第15章 動員令
  太陽已經掛在天邊,時間怕是不早了,現在回去肯定來不及。

   楚光寧可在貝特街呆一晚,也不願在晚上趕夜路。

   曾有過幾次不愉快經驗的他太清楚那又多危險,能活下來都是老天開眼。

   楚光將買來的鐵管步槍纏上塑料袋,和身後那根削尖的水管綁在一起,從外形上沒人能看出來這是把槍。

   雖然貝特街並不限製幸存者們攜帶武器,但楚光並不想讓鎮長的眼線,發現自己和外麵商隊私下交易的事情。

   50g藍傘菇換隻換1點籌碼。

   真虧這幫吸血的水蛭能想得出來!

   穿過貝特街的大門。

   楚光看見,回收站的門口黑壓壓圍著一圈人,有男有女,有老有幼。

   他們衣衫襤褸,麵黃肌瘦,背上背著編織袋或者框子,手裏拎著塑料桶,或別的容器。

   他們每天的日常很簡單。

   biquge

   將撿來的垃圾換成籌碼,再用籌碼去換生活的必需品。

   “新到貨的肥皂!巨石城化工廠生產,隻要3點籌碼,就能洗幹淨你們身上那些令人作嘔的臭味兒。趕緊買一顆回去給你們老婆用吧,隻有30顆,先到先得。”

   “食用油,別管是什麽東西煉的,都是新鮮的好東西,從布朗農莊運來的,每升隻要10點籌碼……貴了點,但貴有貴的理由,你們最好找人拚一下。”

   “讓我看看,對了,還有粗鹽!拇指大的一塊隻要5點籌碼……別管是怎麽來的了,你們還想吃多好的嗎?都來買吧。”

   “還有煙葉,不管是自己抽,還是用來熏肉都不錯,也是布朗農莊……算了,你們自己挑吧,我歇會兒。”

   老查理在門口懶散地吆喝,那態度一點兒也不像是做生意的人。

   事實上,這確實不是做生意,更像是一種主人對仆人的施舍。

   別說是貝特街。

   這方圓的五裏地,很多東西都隻能在這兒買到,生活在這兒的人並沒有選擇的權力。

   還有,別覺得五裏地很短。

   清泉市雖然坐落在南方大平原,但這裏早已經變成比森林更危險的鋼筋混凝土墳場……

   老查理擦了擦汗,將收錢的工作交給了店裏的夥計,自己則是坐在了一邊,眯著眼睛休息。

   這時候,一位身材幹瘦、穿著灰色大衣的年輕人,揮舞著手中的木牌,走到人群前。

   “動員令!鎮長大人的動員令!”

   “月底之前,每戶需上繳100公斤木柴,2方的毛皮。”

   “互相轉告!”

   人群一陣騷動。

   抱怨聲陣陣,但沒有人出來反抗。

   畢竟往年也是這麽過的。

   貝特街不收稅,但不意味著生活在這裏是免費的,除了在交易權上的軟剝削之外,鎮長總會通過這樣或者那樣的方式征繳一批物資。

   而動員令就是其中的一種,每年八九月份都會有。

   至於拒絕征收會怎麽樣?

   懲罰也相當的直截了當。

   聚居地所有年滿16的男女,不管是否分家獨居,隻要沒有婚配,都算獨一戶,婚配後則兩人合一戶。

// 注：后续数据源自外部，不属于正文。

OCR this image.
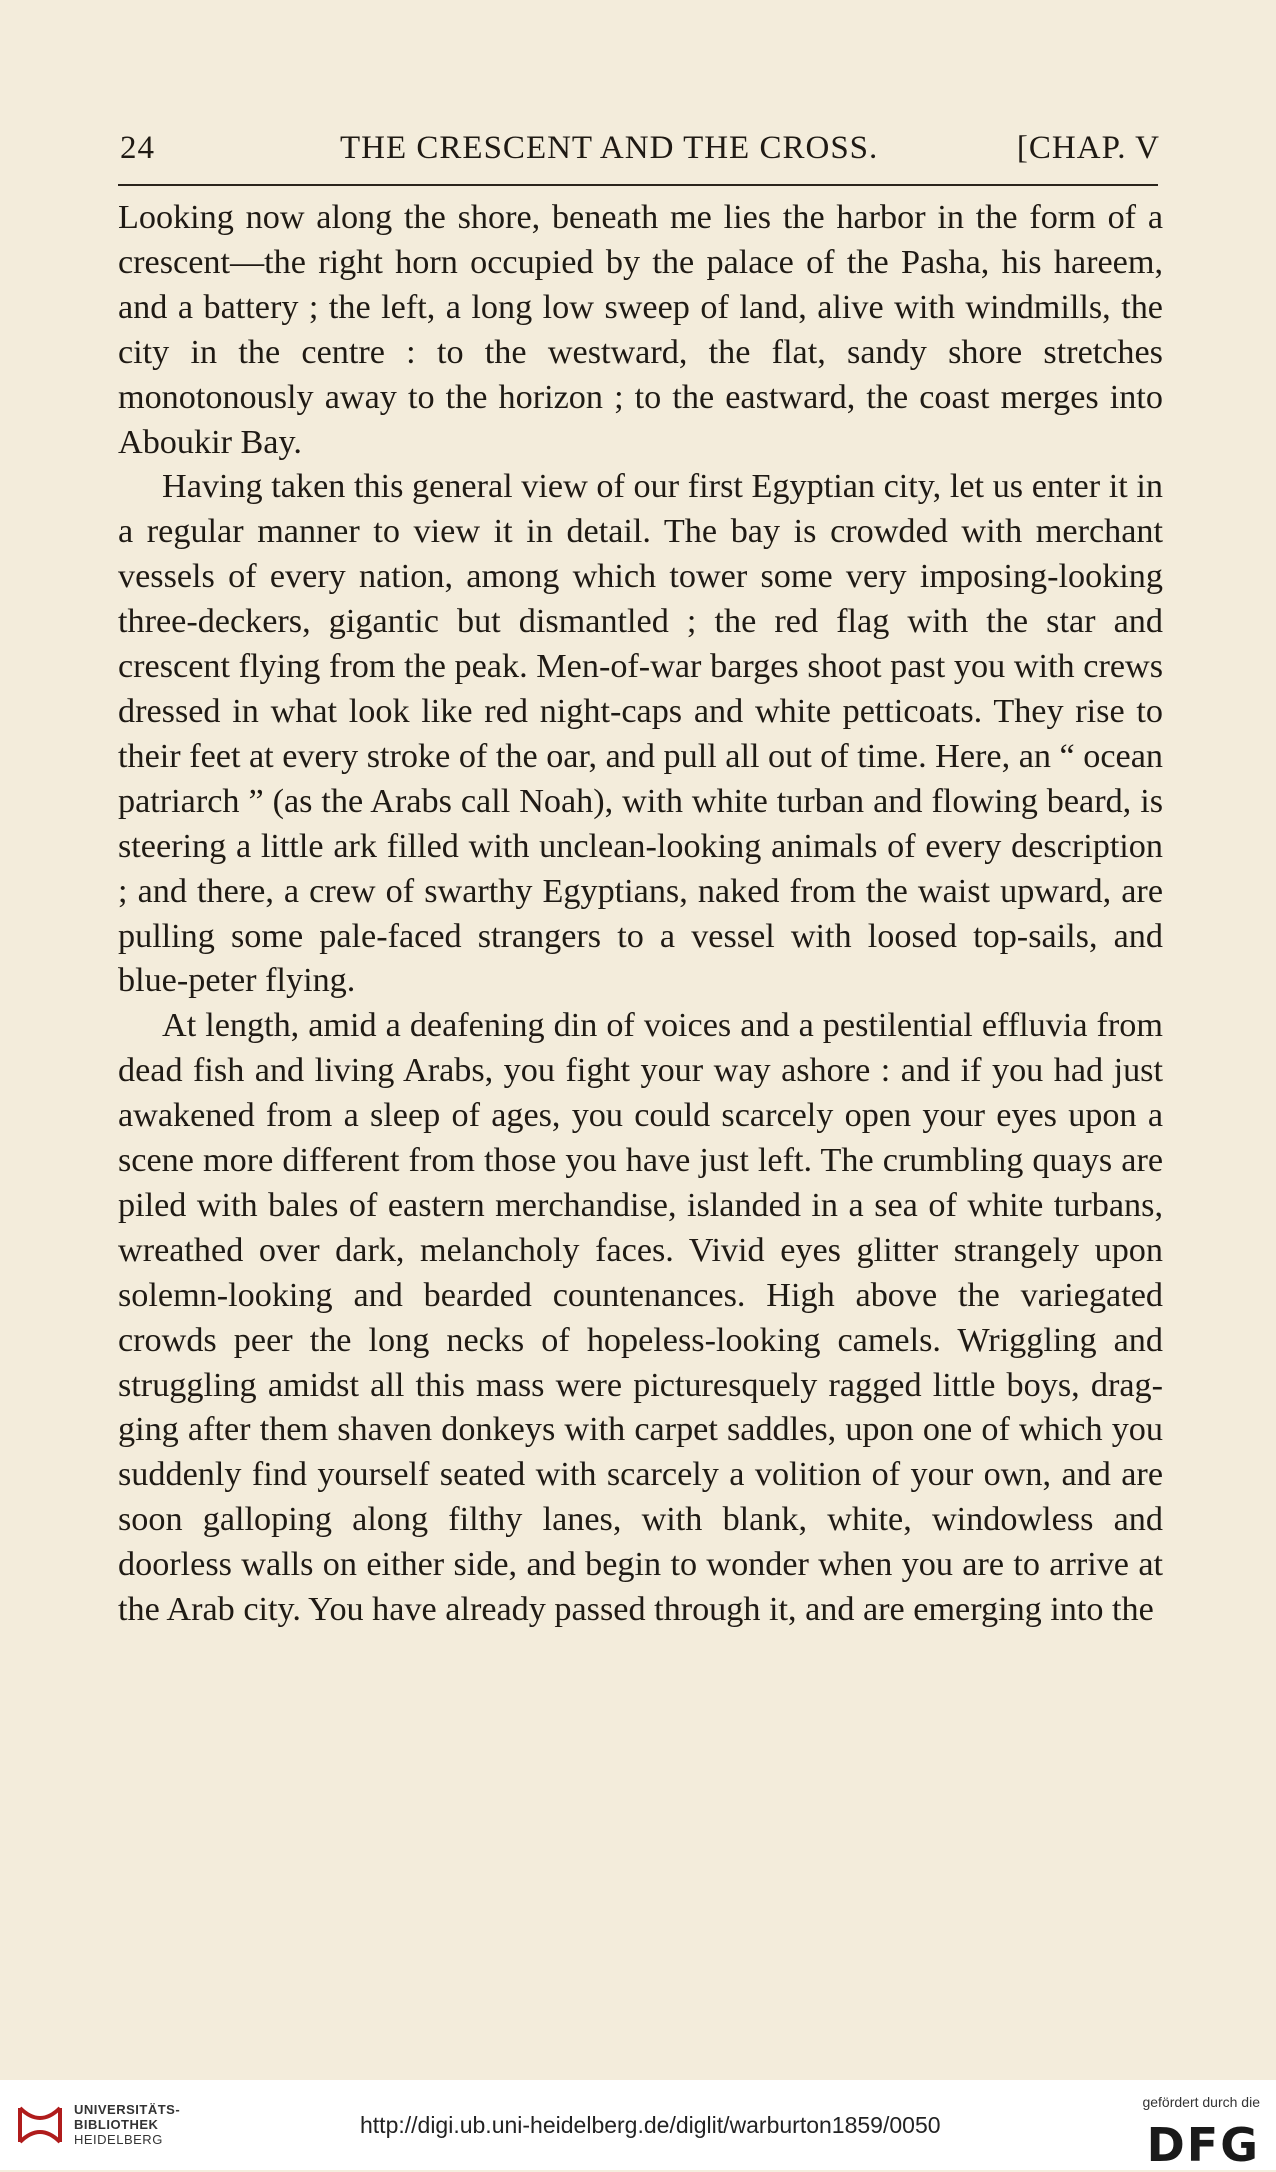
24	THE CRESCENT AND THE CROSS.	[CHAP. V

Looking now along the shore, beneath me lies the harbor in the form of a crescent—the right horn occupied by the palace of the Pasha, his hareem, and a battery ; the left, a long low sweep of land, alive with windmills, the city in the centre : to the westward, the flat, sandy shore stretches monotonously away to the horizon ; to the eastward, the coast merges into Aboukir Bay.

Having taken this general view of our first Egyptian city, let us enter it in a regular manner to view it in detail. The bay is crowded with merchant vessels of every nation, among which tower some very imposing-looking three-deckers, gigantic but dismantled ; the red flag with the star and crescent flying from the peak. Men-of-war barges shoot past you with crews dressed in what look like red night-caps and white petticoats. They rise to their feet at every stroke of the oar, and pull all out of time. Here, an “ ocean patriarch ” (as the Arabs call Noah), with white turban and flowing beard, is steering a little ark filled with unclean-looking animals of every description ; and there, a crew of swarthy Egyptians, naked from the waist upward, are pulling some pale-faced strangers to a vessel with loosed top-sails, and blue-peter flying.

At length, amid a deafening din of voices and a pestilential effluvia from dead fish and living Arabs, you fight your way ashore : and if you had just awakened from a sleep of ages, you could scarcely open your eyes upon a scene more different from those you have just left. The crumbling quays are piled with bales of eastern merchandise, islanded in a sea of white turbans, wreathed over dark, melancholy faces. Vivid eyes glitter strangely upon solemn-looking and bearded countenances. High above the variegated crowds peer the long necks of hopeless-looking camels. Wriggling and struggling amidst all this mass were picturesquely ragged little boys, dragging after them shaven donkeys with carpet saddles, upon one of which you suddenly find yourself seated with scarcely a volition of your own, and are soon galloping along filthy lanes, with blank, white, windowless and doorless walls on either side, and begin to wonder when you are to arrive at the Arab city. You have already passed through it, and are emerging into the

UNIVERSITÄTS-
BIBLIOTHEK
HEIDELBERG
http://digi.ub.uni-heidelberg.de/diglit/warburton1859/0050
gefördert durch die
DFG
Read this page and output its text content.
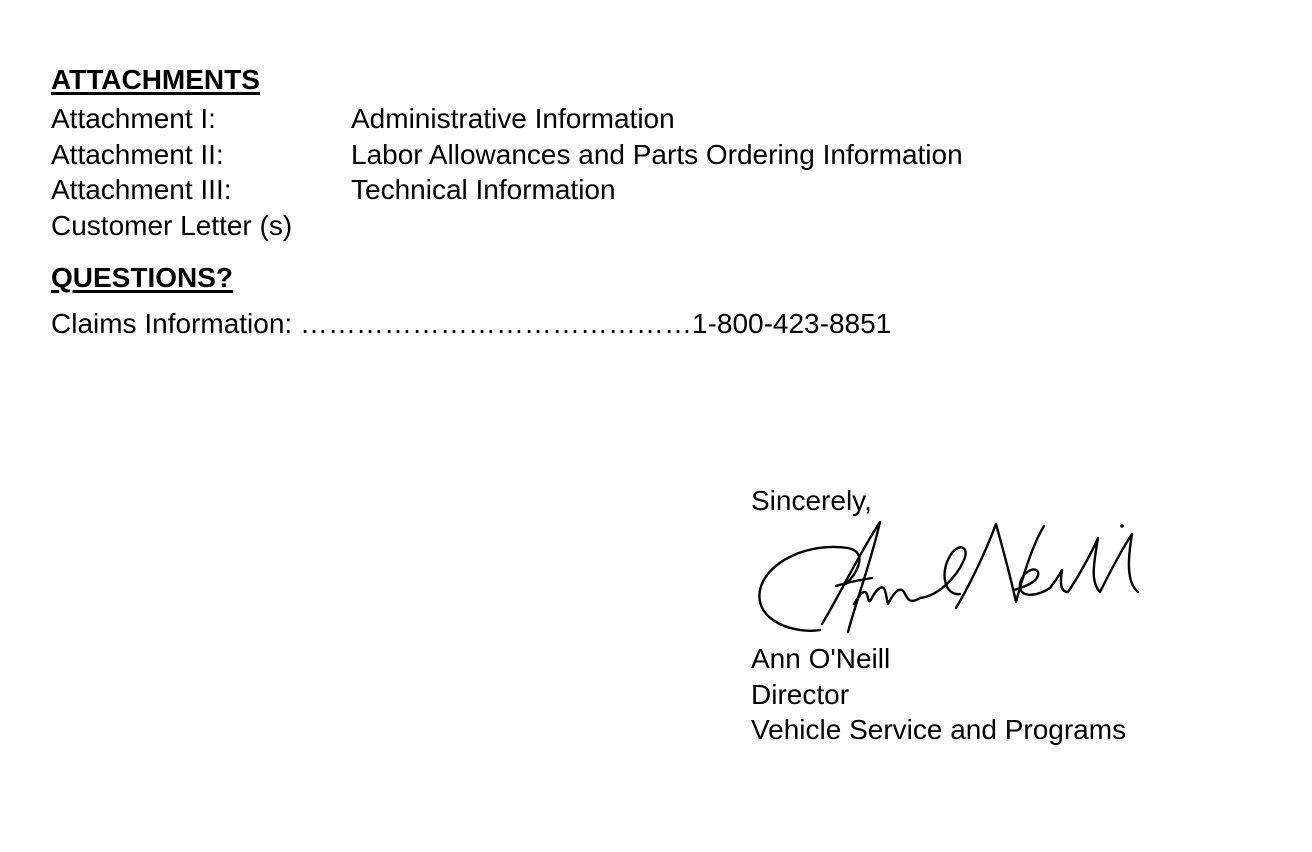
ATTACHMENTS
Attachment I:	Administrative Information
Attachment II:	Labor Allowances and Parts Ordering Information
Attachment III:	Technical Information
Customer Letter (s)
QUESTIONS?
Claims Information: ……………………………………1-800-423-8851
Sincerely,
Ann O'Neill
Director
Vehicle Service and Programs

   若是沒繳上物資,登記戶籍的管家會將那戶人的名字從名冊上劃去,並且沒收他在貝特街的窩棚,逐出幸存者據點。

   在這個命比紙還薄的世界,失去了庇護所,和死沒什麽區別。

   尤其是在寒冷的冬天。

   貝特街雖然不富裕,但比起隔壁的布朗農莊已經很好了,至少生活在這裏的幸存者還能擁有一點點可憐的自由。

   “看來鎮長是打算趕在今年最後一批商隊來之前再撈一筆,拿著換來的物資過個肥年。”

   楚光心中思忖,卻並沒有將這所謂的動員令當一回事兒。

   冬天之前他就會離開這。

   到時候不用人趕,他會自己走。

   繞開了回收站。

   楚光徑直走向自己的窩棚,然而還沒走到門口,就看見門口站著餘小魚和一個男的,爭執著什麽。

   那男的約莫十七五六,個頭不高,是個少年。楚光不熟他,隻記得好像是王家的三兒子,名字叫王德福。

   他的窩棚在聚居地最角落,斜對麵是餘家,再然後才是王家,一般也不會串門到那裏。

   也不知是什麽事兒,這王家的老三居然找到自己這裏。

   “讓開。”

   王德福一臉不耐煩,伸手推搡了一把擋在前麵的餘小魚,小姑娘向後一個踉蹌,但仍然老鷹護小雞似的張著胳膊,沒有讓。

   “不讓,這不是你家!”

   “也不是你家。”

   “但他有拜托我幫忙看家!”

   “死人的家有什麽好看的。”

   “他沒有死。”餘小魚瞪著他,眼睛像金魚。

   “少騙人了,那個外鄉人已經有四五天沒回來了。”

   王德福不耐煩地繼續說著,“你們餘家不就是想分一杯羹麽,我又沒打算一個人獨吞。這樣,棚子的橫梁和這門歸我,其餘的你們拿。”

   死人的房子沒人住,通常會被街坊瓜分了。

   沒有一個準信兒說人幾天不回來算死了,但一般好幾天不見有人回來,大家都默認他不是被奴隸販子或者掠奪者抓去,就是被異種叼去喂崽了。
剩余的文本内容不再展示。